Did you have a boogie man in your closet when you were little?

I did! And when I went to bed, he snuck out of my closet and laid under my bed!

I was terrified to have any part of my body hanging over the edge of my bed… the things I imagined would happen to me!!


I could not allow a foot, a hand, or even a finger to find its way over the edge the bed!

Before I knew it I was lying very still, being as small as I could be…absolutely terrified to move.


Our unprocessed feelings are like the boogie man under our beds, they get bigger and bigger with our imagination as we become smaller and smaller, diminishing ourselves as we desperately try to avoid them.


But in order to avoid passing them onto our children…. we must bravely face and feel them.

I know how scary it feels to face those painful memories from childhood.

But think about it like this…. you already did the hard part as a child…you survived!
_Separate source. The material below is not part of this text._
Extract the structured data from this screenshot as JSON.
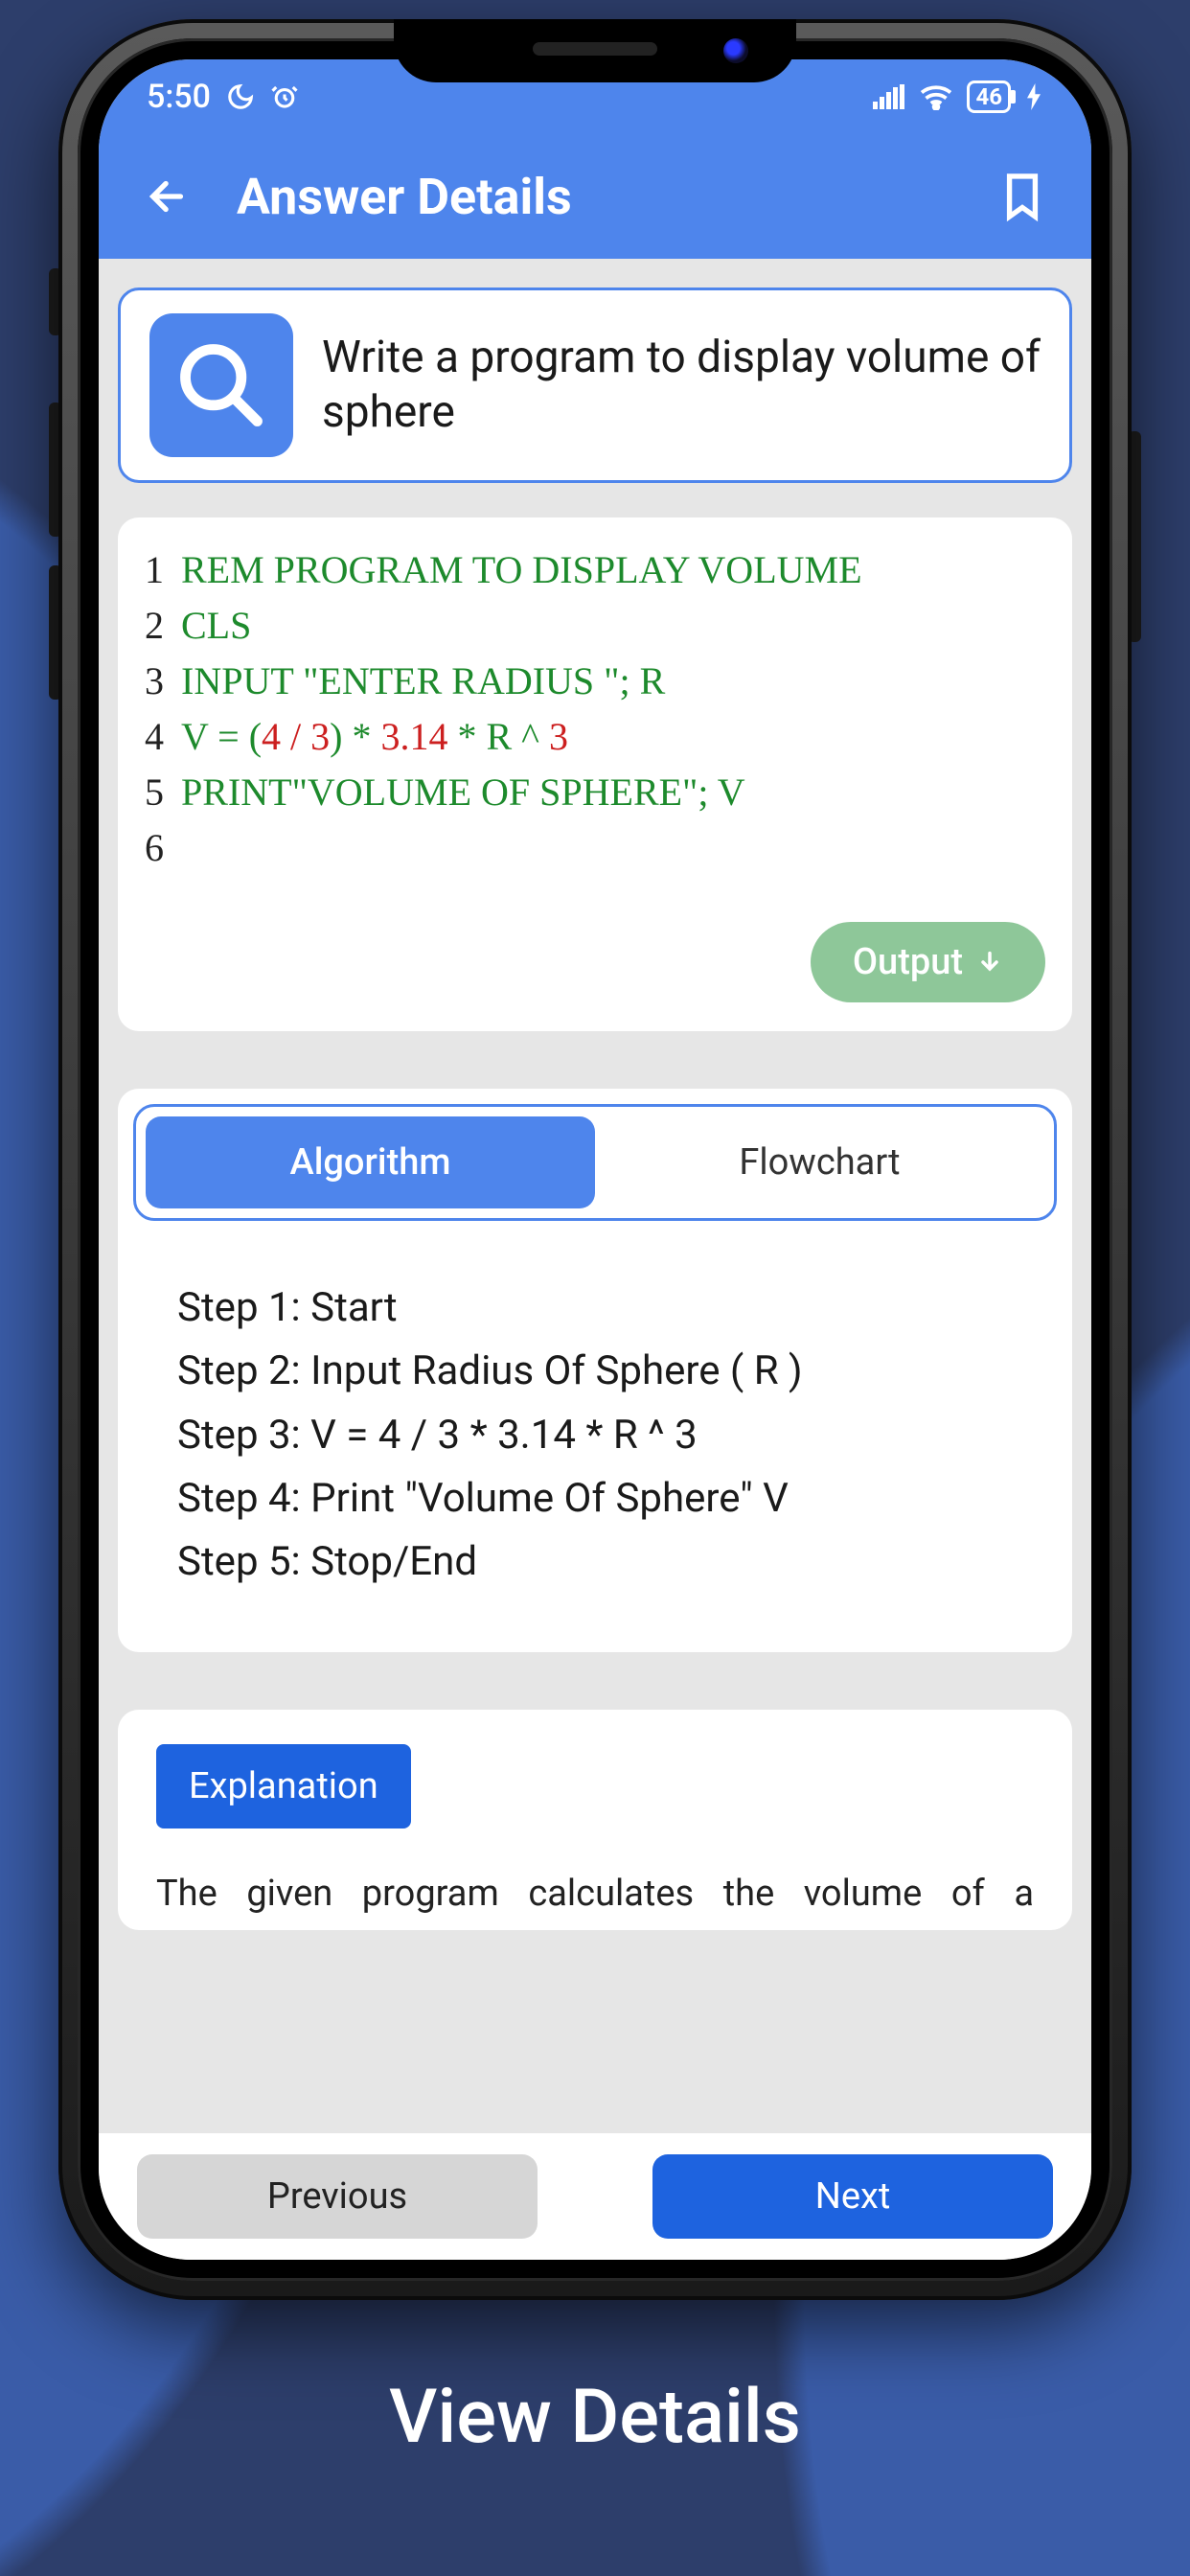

Facing them now as an adult is taking your power back!

Imagine all the hurt, all the neglect, all the silenced words, unheard cries, the pain, the anger, the absolute outrage of your childhood all trapped within the cells of your body…stored in your subconscious mind which knows no time. The subconscious mind exists in the trauma, still in that moment of pain….which means part of you is still being hurt, still seeking to be saved.


And the only one who can save your wounded inner child is you.
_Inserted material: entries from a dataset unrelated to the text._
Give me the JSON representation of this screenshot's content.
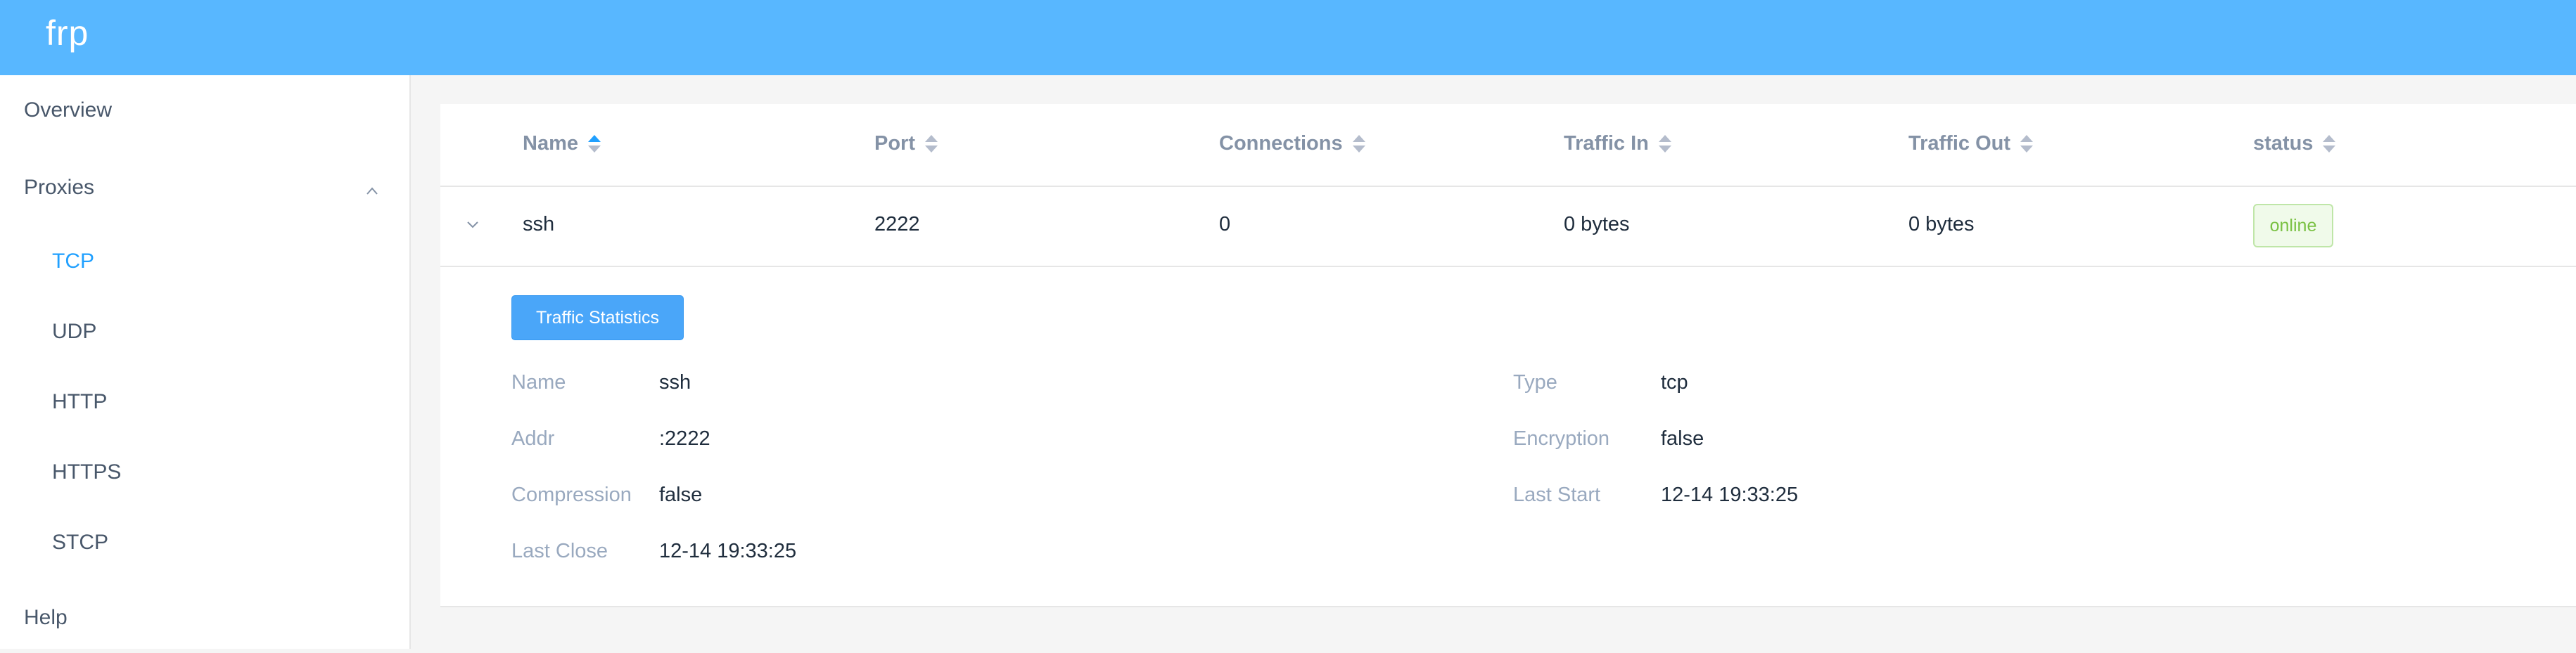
{
  "app": {
    "title": "frp"
  },
  "sidebar": {
    "items": [
      {
        "label": "Overview"
      },
      {
        "label": "Proxies",
        "expanded": true,
        "icon": "chevron-up-icon"
      },
      {
        "label": "TCP",
        "active": true
      },
      {
        "label": "UDP"
      },
      {
        "label": "HTTP"
      },
      {
        "label": "HTTPS"
      },
      {
        "label": "STCP"
      },
      {
        "label": "Help"
      }
    ]
  },
  "table": {
    "columns": [
      {
        "label": "Name",
        "sort": "ascending"
      },
      {
        "label": "Port",
        "sort": "none"
      },
      {
        "label": "Connections",
        "sort": "none"
      },
      {
        "label": "Traffic In",
        "sort": "none"
      },
      {
        "label": "Traffic Out",
        "sort": "none"
      },
      {
        "label": "status",
        "sort": "none"
      }
    ],
    "rows": [
      {
        "name": "ssh",
        "port": "2222",
        "connections": "0",
        "traffic_in": "0 bytes",
        "traffic_out": "0 bytes",
        "status": "online"
      }
    ]
  },
  "details": {
    "button_label": "Traffic Statistics",
    "left": [
      {
        "label": "Name",
        "value": "ssh"
      },
      {
        "label": "Addr",
        "value": ":2222"
      },
      {
        "label": "Compression",
        "value": "false"
      },
      {
        "label": "Last Close",
        "value": "12-14 19:33:25"
      }
    ],
    "right": [
      {
        "label": "Type",
        "value": "tcp"
      },
      {
        "label": "Encryption",
        "value": "false"
      },
      {
        "label": "Last Start",
        "value": "12-14 19:33:25"
      }
    ]
  },
  "colors": {
    "header": "#58b7ff",
    "accent": "#20a0ff",
    "button": "#4aa6f9",
    "status_online": "#7ac143"
  }
}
You are the only one who knows her deepest fears, her insecurities, her traumas, her talents, her gifts, and her dreams.


By finally feeling those trapped emotions, you acknowledge the pain you experienced as a child.

This acknowledgment allows your body to finally release the pain from your subconscious mind….

Healing the disharmony, the disease and the dysfunction it was creating.


When we feel our feelings, both present and past, we honor our experience.


And we honor ourselves in a way that the adults in our lives simply could not.


Remember, your family chose you as their healer. You agreed because you knew you had the tools, the strength, the courage and the wisdom to do it!


What coping mechanisms are you unknowingly passing down to your children?


Do you have the courage to stop pointing your finger at their behavior and see that they are offering you an incredible opportunity to know and love yourself deeper than ever before.


In order to break generational cycles of trauma and pain…we must allow our kids the freedom to tell us when we’re doing something that is hurting them, without becoming defensive or dismissive.


It takes wisdom, courage and strength, but we can do it. We can teach our children how to thrive, so that when they’re adults, they don’t have to unlearn the survival skills that we innocently passed on to them.


Until next time, be gentle with yourself and remember,


You are so much more than you’ve allowed yourself to believe!